Ryan York from Stanford University has looked at the various courtship rituals of cichlid fish at different depths in Lake Malawi. His findings, published in the journal Frontiers in Ecology and Evolution, shows the species evolved different behaviour rituals very quickly according to the depth at which they live and other environmental factors.
Lake Malawi is about five million years old, meaning behavioural evolutionary changes in the cichlids' happened within this short period.
The researchers made family trees for 75 species of Lake Malawi cichlids, looking at which courtship technique each employed. Two core types of bower (fish nest) were identified: in the shallow waters, where light is good, males build sand castles to attract mates; in darker, deeper waters, they dig pits and put on elaborate swimming displays to entice females.

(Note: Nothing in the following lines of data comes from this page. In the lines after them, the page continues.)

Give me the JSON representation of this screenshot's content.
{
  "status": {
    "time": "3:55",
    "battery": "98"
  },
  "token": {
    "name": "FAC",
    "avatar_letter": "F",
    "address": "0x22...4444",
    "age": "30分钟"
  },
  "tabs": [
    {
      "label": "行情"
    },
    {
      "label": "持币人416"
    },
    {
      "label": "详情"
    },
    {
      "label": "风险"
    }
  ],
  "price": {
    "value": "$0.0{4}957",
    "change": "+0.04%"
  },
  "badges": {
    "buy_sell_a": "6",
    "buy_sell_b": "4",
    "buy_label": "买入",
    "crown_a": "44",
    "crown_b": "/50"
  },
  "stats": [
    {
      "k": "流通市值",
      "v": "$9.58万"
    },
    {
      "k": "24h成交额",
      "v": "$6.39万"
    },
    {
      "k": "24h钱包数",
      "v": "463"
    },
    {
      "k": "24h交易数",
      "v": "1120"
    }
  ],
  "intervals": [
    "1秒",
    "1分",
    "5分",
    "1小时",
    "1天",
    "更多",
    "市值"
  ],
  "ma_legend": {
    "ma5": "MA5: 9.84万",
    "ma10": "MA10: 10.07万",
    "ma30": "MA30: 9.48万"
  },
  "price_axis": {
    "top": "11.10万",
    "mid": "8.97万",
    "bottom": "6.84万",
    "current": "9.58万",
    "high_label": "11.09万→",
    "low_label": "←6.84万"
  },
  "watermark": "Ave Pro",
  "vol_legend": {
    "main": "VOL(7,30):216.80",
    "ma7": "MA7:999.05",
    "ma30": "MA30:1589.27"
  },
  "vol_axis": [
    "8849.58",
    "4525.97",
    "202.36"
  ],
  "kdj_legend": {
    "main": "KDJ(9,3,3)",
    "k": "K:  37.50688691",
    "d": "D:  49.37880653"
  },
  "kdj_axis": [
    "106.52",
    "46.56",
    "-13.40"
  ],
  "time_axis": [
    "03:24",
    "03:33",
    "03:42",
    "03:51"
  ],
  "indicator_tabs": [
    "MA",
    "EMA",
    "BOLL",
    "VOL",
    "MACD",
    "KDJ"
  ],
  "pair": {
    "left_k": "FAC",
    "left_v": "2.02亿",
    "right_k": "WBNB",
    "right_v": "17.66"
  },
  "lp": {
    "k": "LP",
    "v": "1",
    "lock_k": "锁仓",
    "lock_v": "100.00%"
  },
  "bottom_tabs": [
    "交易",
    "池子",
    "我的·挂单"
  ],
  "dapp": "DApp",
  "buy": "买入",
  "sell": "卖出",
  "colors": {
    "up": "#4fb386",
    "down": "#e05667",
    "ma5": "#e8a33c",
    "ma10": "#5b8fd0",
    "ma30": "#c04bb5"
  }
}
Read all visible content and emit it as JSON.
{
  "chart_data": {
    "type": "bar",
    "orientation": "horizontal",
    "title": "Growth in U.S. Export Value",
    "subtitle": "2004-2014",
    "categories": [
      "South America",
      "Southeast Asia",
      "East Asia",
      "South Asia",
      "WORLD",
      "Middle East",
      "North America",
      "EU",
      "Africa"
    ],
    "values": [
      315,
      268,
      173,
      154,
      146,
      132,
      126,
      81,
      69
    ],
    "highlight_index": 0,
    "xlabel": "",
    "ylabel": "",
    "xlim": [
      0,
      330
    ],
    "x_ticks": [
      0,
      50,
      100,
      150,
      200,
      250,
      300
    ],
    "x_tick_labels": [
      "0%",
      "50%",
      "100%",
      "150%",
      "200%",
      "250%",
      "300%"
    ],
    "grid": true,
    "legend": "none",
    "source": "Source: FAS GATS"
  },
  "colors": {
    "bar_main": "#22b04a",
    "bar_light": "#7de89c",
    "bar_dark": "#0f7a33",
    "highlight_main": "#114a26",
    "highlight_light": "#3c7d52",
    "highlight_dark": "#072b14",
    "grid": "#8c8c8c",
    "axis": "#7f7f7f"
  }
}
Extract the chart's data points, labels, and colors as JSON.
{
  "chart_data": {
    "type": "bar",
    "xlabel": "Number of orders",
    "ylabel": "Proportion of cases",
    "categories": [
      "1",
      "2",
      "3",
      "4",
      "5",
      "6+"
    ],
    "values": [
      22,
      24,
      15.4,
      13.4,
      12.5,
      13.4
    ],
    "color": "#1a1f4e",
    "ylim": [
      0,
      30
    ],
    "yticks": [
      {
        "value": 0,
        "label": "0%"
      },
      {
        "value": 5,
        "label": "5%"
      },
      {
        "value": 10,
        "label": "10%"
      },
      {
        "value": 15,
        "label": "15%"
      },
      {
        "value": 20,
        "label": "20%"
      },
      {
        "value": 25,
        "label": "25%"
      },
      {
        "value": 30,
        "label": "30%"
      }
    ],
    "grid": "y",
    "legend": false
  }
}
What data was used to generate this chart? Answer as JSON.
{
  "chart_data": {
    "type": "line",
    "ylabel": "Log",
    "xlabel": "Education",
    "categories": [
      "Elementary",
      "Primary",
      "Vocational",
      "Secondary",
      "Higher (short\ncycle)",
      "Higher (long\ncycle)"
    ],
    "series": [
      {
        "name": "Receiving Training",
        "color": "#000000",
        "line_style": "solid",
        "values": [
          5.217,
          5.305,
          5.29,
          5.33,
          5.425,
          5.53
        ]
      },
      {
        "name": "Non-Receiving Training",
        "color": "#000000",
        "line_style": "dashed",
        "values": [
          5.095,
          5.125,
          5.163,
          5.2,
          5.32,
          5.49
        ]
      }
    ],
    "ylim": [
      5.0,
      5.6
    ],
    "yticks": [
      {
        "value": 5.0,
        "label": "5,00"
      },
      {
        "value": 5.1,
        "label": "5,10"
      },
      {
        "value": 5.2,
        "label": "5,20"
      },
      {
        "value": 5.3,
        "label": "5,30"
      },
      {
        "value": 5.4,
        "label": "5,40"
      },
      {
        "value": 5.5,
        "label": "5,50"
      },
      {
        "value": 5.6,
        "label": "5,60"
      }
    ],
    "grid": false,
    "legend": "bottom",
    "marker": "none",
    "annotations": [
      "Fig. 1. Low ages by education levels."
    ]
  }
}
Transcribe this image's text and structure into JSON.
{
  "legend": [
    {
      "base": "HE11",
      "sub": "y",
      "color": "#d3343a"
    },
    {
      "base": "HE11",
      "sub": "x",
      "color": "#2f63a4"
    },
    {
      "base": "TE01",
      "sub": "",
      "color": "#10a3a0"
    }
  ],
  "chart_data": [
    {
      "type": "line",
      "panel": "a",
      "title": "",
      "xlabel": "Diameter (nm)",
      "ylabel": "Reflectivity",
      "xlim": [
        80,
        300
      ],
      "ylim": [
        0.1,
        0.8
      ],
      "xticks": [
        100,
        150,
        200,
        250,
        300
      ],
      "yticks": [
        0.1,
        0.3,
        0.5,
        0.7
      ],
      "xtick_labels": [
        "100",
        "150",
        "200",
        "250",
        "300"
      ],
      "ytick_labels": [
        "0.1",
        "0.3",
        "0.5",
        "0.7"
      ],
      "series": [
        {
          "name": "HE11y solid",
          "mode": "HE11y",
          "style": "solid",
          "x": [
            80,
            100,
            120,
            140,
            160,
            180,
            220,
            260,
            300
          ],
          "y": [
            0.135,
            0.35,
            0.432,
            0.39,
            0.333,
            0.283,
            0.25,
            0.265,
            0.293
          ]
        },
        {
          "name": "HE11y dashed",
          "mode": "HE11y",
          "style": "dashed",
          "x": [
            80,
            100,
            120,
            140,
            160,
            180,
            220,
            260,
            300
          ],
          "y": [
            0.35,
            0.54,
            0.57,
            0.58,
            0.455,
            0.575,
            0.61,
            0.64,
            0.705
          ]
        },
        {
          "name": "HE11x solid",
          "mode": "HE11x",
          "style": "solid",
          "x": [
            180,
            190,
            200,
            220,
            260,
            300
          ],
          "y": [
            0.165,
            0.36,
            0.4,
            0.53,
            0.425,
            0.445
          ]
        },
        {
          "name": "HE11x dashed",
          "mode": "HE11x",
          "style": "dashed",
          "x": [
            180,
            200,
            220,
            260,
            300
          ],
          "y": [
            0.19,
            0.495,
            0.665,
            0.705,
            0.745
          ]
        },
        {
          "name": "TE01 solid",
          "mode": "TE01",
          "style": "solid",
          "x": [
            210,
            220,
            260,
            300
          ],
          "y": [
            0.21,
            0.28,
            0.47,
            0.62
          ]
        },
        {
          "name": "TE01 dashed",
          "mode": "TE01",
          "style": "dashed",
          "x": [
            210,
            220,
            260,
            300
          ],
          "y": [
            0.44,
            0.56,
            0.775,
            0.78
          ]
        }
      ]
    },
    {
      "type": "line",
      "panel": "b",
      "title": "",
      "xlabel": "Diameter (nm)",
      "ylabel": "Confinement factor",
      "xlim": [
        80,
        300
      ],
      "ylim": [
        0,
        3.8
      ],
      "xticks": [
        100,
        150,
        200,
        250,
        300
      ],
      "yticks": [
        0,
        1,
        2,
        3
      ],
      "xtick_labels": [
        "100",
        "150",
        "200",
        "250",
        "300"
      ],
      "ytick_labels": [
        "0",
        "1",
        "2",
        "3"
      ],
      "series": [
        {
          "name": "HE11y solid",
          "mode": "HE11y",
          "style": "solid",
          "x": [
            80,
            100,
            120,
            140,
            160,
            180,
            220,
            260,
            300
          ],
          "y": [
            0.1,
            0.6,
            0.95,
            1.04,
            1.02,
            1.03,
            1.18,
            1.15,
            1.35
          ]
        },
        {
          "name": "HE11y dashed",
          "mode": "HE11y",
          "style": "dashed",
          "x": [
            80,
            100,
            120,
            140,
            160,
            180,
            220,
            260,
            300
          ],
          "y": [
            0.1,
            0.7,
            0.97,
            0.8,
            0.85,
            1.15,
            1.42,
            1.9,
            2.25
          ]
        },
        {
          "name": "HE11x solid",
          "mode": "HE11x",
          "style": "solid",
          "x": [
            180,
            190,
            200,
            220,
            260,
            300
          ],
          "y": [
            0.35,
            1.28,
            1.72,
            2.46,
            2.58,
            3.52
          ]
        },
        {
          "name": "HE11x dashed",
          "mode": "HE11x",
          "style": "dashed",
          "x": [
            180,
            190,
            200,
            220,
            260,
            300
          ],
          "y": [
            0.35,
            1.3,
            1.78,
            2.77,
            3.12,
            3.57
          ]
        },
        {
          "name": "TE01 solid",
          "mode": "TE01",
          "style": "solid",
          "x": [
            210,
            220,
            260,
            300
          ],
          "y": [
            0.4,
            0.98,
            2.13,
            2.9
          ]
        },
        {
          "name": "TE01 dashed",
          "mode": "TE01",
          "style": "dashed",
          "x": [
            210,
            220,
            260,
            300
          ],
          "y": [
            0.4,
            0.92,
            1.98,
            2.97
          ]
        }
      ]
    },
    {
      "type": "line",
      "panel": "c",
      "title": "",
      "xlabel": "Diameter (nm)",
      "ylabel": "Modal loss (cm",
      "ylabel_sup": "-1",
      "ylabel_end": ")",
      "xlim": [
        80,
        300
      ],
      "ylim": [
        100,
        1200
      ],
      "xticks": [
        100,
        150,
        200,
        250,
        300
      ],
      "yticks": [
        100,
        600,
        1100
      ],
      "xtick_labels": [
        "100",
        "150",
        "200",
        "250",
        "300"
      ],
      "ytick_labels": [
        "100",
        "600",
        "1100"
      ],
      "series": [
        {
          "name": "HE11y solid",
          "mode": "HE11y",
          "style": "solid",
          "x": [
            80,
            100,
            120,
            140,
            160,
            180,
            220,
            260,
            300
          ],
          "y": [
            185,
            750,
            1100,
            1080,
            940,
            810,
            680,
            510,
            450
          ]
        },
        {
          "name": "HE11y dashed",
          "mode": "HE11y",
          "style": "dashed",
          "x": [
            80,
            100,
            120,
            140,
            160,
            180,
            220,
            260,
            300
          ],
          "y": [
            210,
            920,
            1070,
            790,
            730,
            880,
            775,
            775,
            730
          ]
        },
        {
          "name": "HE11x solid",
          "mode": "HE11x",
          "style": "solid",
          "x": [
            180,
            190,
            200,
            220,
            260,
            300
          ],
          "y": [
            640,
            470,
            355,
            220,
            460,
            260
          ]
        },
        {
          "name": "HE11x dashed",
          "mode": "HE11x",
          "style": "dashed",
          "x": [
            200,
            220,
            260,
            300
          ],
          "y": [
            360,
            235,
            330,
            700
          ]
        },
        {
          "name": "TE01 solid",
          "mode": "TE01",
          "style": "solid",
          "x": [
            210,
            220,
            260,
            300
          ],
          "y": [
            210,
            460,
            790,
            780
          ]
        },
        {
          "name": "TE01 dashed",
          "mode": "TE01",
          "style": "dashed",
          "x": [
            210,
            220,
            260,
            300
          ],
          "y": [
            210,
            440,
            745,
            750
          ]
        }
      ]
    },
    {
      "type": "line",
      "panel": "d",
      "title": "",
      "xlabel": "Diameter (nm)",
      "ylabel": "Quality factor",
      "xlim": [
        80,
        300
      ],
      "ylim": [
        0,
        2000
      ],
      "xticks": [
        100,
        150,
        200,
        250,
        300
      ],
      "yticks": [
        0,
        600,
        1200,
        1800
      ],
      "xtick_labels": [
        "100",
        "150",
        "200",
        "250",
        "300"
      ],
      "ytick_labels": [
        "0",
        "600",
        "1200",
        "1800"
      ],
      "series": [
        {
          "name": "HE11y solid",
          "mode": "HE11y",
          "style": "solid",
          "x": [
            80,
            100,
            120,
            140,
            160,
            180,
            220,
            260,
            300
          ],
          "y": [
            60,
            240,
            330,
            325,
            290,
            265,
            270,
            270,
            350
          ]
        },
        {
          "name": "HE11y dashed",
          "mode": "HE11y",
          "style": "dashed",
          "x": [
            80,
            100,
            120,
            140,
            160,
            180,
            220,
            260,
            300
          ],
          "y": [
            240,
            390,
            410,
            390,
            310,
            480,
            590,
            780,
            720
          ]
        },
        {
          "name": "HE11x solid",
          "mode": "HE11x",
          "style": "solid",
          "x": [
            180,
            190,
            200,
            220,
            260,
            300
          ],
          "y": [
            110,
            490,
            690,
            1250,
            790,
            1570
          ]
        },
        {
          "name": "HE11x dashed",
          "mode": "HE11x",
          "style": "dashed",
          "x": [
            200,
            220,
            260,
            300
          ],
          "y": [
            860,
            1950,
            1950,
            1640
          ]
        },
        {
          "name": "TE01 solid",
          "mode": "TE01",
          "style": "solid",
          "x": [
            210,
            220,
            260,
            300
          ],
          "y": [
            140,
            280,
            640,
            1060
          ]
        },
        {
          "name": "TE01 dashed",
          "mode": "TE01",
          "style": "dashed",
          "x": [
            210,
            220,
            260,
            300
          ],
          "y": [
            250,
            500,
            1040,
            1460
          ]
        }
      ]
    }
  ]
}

However, findings showed that among the disparate species, the closet relatives of sand castle builders often dig pits and vice versa. This suggests the two core bower-building techniques evolved repeatedly across the various species according to shifts in ecology and biology, such as the average depth at which each feeds.
"At the start of the study we did know that some species built castles and some dug pits but were not aware of the extent to which these behaviours occur in Lake Malawi," York told IBTimes UK. "We were furthermore very surprised to find that similar bower types have evolved over and over again, seemingly at least in part due to the same environmental and biological variables."
Castle building is time consuming and is more striking, but this technique does not pay off when there is little light. Digging pits takes less time and effort, so these fish use the extra energy to put on swimming displays – spending twice as long performing a special dance than the castle builders.
"We found that both species shared a characteristic 'dance' in which males court females by circling around them while shaking their bodies. Interestingly the differences we observe seem to have more to do with how much the males rely on these dances to attract females compared to how much they rely on their bowers for attracting mates."
Castles and pits are only used during courtship. The female lays eggs in the castle or pit to be fertilised by the male. She then keeps them in her mouth for several weeks until they hatch – never eating in this time.
The findings, York said, show courtship behaviours can evolve very quickly: "While we do know of many cases in which things like body shape and colouration have evolved rapidly we know of many fewer in which behaviours have done so.
"Our study suggests that, under the right conditions, behaviours too can diversify very rapidly and in some cases may evolve convergently where two distantly related species come upon the same behaviour independent of each other.
"Given the very high rate of evolutionary change observed in Lake Malawi, especially for traits related to sexual reproduction such as bower-building, we expect that these behaviours will continue to diversify and change as long as fish can survive in the lake."